Il y a aussi ces ambulances de la Croix rouge syrienne, que j’aperçois sur  mon écran, criblées d’impacts de balles et laissées, épaves pitoyables, abandonnées, en travers de la chaussée.

Que sont devenus les gens  de Jdaidé ?



Une photographie  que je reçois d’Alep montre la nef de cette  église arménienne  devant laquelle je passais toujours en remontant à pied, des rues si passantes d’Azizié vers les hauts du quartier où se trouvait la caserne des pompiers. Je ne l’identifie pas tout d’abord. L’édifice est dévasté, vandalisé, brûlé !




C’est avec la  même incrédule et douloureuse  interrogation  que je découvre  le cliché de ce qui reste d’un des premiers restaurants et hôtels installés dans d’anciennes demeures artistiquement  restaurées proches de la place de Jdaidé, depuis toujours bordée de boutiques d’antiquaires et de bijoutiers arméniens, experts dans le travail  de l’argent ! Le Dar Zamaria et sa spacieuse terrasse, autrefois soigneusement décorée et  au  mobilier raffiné est méconnaissable !

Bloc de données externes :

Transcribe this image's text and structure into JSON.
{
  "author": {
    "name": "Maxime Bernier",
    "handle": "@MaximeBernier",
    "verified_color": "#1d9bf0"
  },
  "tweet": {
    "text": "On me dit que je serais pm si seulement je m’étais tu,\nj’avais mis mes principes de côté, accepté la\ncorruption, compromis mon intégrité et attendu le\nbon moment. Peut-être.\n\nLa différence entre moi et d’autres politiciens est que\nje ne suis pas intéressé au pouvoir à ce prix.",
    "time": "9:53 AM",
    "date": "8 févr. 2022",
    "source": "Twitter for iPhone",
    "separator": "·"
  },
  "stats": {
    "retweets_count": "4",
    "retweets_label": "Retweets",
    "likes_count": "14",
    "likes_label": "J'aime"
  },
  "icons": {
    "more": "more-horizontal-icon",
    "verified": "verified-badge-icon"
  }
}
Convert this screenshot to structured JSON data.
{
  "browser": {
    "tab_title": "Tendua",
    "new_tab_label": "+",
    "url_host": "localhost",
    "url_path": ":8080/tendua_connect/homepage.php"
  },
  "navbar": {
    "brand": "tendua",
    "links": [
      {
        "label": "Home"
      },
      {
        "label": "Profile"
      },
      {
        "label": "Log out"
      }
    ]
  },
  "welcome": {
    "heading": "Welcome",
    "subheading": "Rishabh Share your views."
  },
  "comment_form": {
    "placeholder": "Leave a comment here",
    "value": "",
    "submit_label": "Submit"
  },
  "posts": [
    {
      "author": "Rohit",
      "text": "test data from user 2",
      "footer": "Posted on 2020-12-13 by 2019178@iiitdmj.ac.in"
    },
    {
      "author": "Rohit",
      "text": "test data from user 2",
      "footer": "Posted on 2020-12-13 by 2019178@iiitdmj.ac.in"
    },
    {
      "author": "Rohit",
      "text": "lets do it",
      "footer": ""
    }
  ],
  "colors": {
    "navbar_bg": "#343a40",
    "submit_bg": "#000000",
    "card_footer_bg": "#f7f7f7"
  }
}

Je ne reconnais pas non plus, dans une autre photographie, la salle célèbre du restaurant Sissi.  En scrutant le cliché  je sais enfin que c’est bien là, l’intérieur de ce chaleureux restaurant. Du rez-de-chaussée, seul visible, il ne reste rien d’autre que des amas de débris  qui encombrent le sol. Mais oui, ces quelques  détails du haut de la façade intérieure à peu près intacte, me confirme que c’est bien tout ce qui  témoigne encore du raffinement de l’endroit, il y a un an encore si convivial. S’y rendaient dès le printemps des groupes de touristes de toutes nationalités. Mais tout au long de l’année, les résidents étrangers d’Alep : étudiants ou chercheurs, archéologues ou gens d’affaires y côtoyaient régulièrement des  artistes et des  passants des deux sexes. C’était aussi le lieu de rencontre, les veilles et jours de congés  de familles chrétiennes souvent arméniennes du quartier  ou les jeudis soirs et vendredis  des  familles musulmanes  et de  toutes les confessions, en toute fraternité. Et chaque nuit s’y attablaient  de bandes d’amis alépins  !



Un soir  pas tout à fait comme tant d’autres soirs, une  quarantaine de  joyeux convives d’un mariage  décontracté  avait occupé tout l’espace de ce rez-de-chaussée. Mes filles et moi, nous y étions venues pour des vacances très ensoleillées et moi, l’habituée aux trois saisons agréables de l’année, j'ai difficilement pu trouvé une place alors que, considérées comme de  très  fidèles  clientes, le joli coin un peu sombre,  et bordé d’une courte  balustrade en bois  nous était pratiquement réservé !

Nous y étions installées non loin du bar établi à l’entrée côté « place » opposé au  côté « ruelle ».
 

Les habitués du Sissi situeront l’endroit. De là nous avions la meilleure vue sur tous les convives.    Casés quand même à notre table habituelle, nous observions l’assemblée entourant le jeune  couple : une assemblée mixte, hommes et femmes ensemble bien sûr, et comme il est normal dans ces familles chrétiennes. De notre poste  un peu surélevé, nous admirions les élégantes toilettes féminines ! Très vite mais comme il est  courant en cette Syrie, réputée pour son ouverture d’esprit et sa générosité, nous étions invitées à participer aux toasts. Le  champagne était offert à tous, y compris à ces étrangères   débarquées par hasard dans ce joyeux dîner de fête. Nous entonnions avec entrain les chansons proposées par le jeune  DJ.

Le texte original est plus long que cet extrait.